A las doce y media de la mañana, la gente del barrio vagaba parasitada por las calles. Jaime sostenía a Casio por el collar, agachado entre dos coches. Iba evitando todo contacto con sus semejantes. A pesar de encontrar hasta ocho personas afectadas, pudo evadirlas manteniéndose escondido. La percepción de la gente bajo aquel parásito era bastante deficiente. Avanzó con lentitud hasta llegar al parque. En cuanto alcanzó el carrito-contenedor del barrendero, la vara grisácea comenzó a iluminarse. Emitía un brillo azulado, cada vez más intenso. Jaime se limitó a esperar.

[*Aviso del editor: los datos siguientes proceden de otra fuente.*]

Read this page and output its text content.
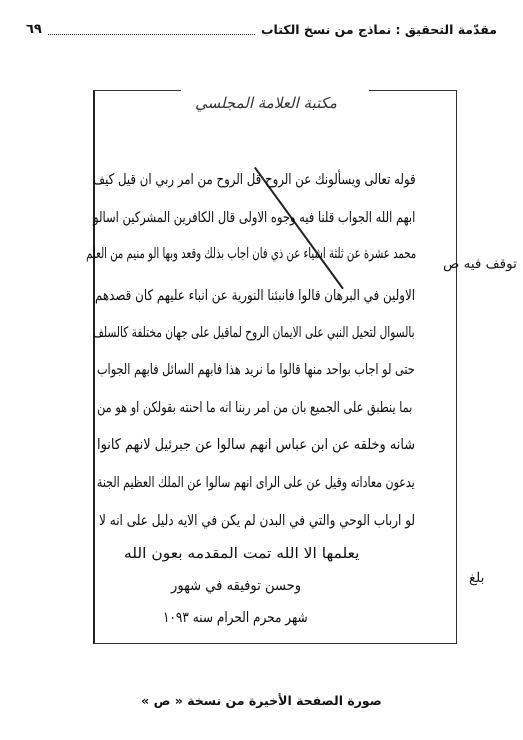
مقدّمة التحقيق : نماذج من نسخ الكتاب
٦٩
مكتبة العلامة المجلسي
قوله تعالى ويسألونك عن الروح قل الروح من امر ربي ان قيل كيف
ابهم الله الجواب قلنا فيه وجوه الاولى قال الكافرين المشركين اسالو
محمد عشرة عن ثلثة اشياء عن ذي فان اجاب بذلك وقعد وبها الو منيم من العلم
الاولين في البرهان قالوا فانبئنا النورية عن انباء عليهم كان قصدهم
بالسوال لتحيل النبي على الايمان الروح لماقيل على جهان مختلفة كالسلف
حتى لو اجاب بواحد منها قالوا ما نريد هذا فابهم السائل فابهم الجواب
بما ينطبق على الجميع بان من امر ربنا انه ما احنته بقولكن او هو من
شانه وخلقه عن ابن عباس انهم سالوا عن جبرئيل لانهم كانوا
يدعون معاداته وقيل عن على الراى انهم سالوا عن الملك العظيم الجنة
لو ارباب الوحي والتي في البدن لم يكن في الايه دليل على انه لا
يعلمها الا الله تمت المقدمه بعون الله
وحسن توفيقه في شهور
شهر محرم الحرام سنه ١٠٩٣
توقف فيه ص
بلغ
صورة الصفحة الأخيرة من نسخة « ص »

La esfera plateada se hizo visible a diez metros de él. Casio ladeó la cabeza al ver aquel enorme objeto. La sección frontal se desprendió, creando una rampa hacia el interior del artefacto. Jaime no se lo pensó un segundo. Tomó a Casio por el collar y subió la rampa junto a su mascota. Aquella barra metálica se iluminaba antes de abrir todas las compuertas. El chico no encontró rastro de vida en el interior. Al llegar a la quinta sala, se topó con algo fuera de lo común. Un núcleo incandescente gobernaba aquella habitación circular, suspendido en el centro. Estaba rodeado por un campo de energía que lo mantenía estable.
Jaime sabía lo que debía hacer. Extendió el brazo que sostenía aquella barra metálica. Se concentró un instante y aquella arma obedeció su voluntad. Surgió un destello iridiscente hacia el núcleo. El rayo impactó en el campo de energía, debilitándolo y haciendo escapar parte de la fuerza del interior. El campo fue perdiendo densidad, haciendo que la masa interna vibrara inestable. Jaime se volvió hacia la salida. Las compuertas se abrían, cediendo el paso hasta alcanzar la rampa exterior. Antes de poder bajar, Casio gruñóal grupo de extraños que bloqueaban la salida.
En el inicio de la rampa, Jaime distinguió a su profesora Irene entre la multitud. Todo el instituto estaba allí reunido, además de gente que no conocía de nada. Liderando el grupo, se encontraba su madre. Extendía la mano, con expresión dulce, pidiendo la barra metálica. El niño dudó unos segundos. No tuvo que elegir. La explosión se sucedió al instante. A sus espaldas, el núcleo había perdido la integridad. La explosión acabó con aquel artefacto desconocido.
Justo en el momento de sentir su cuerpo desintegrado, despertó en la habitación. Dio la luz, alarmado. Miró alrededor un momento. Estaba rodeado por sus cosas. Casio lo miraba, alzado a los pies de la cama. Fue directo a la ventana, tiró de la cinta de la persiana y se quedó mirando el cielo estrellado. En aquel momento, la luz entró en la habitación como si fuera de día. Un enorme bólido irrumpía en la atmósfera, llegando hasta aquel núcleo urbano con rapidez. Jaime sonrió, aliviado. Se volvió hacia su perro antes de la destrucción.
–Solo dolerá un momento. Como cuando te pincha el veterinario. Créeme, lo he vivido antes. Espero que esta vez sea definitivo. Odiaría tener que repetir lo de la esfera azul.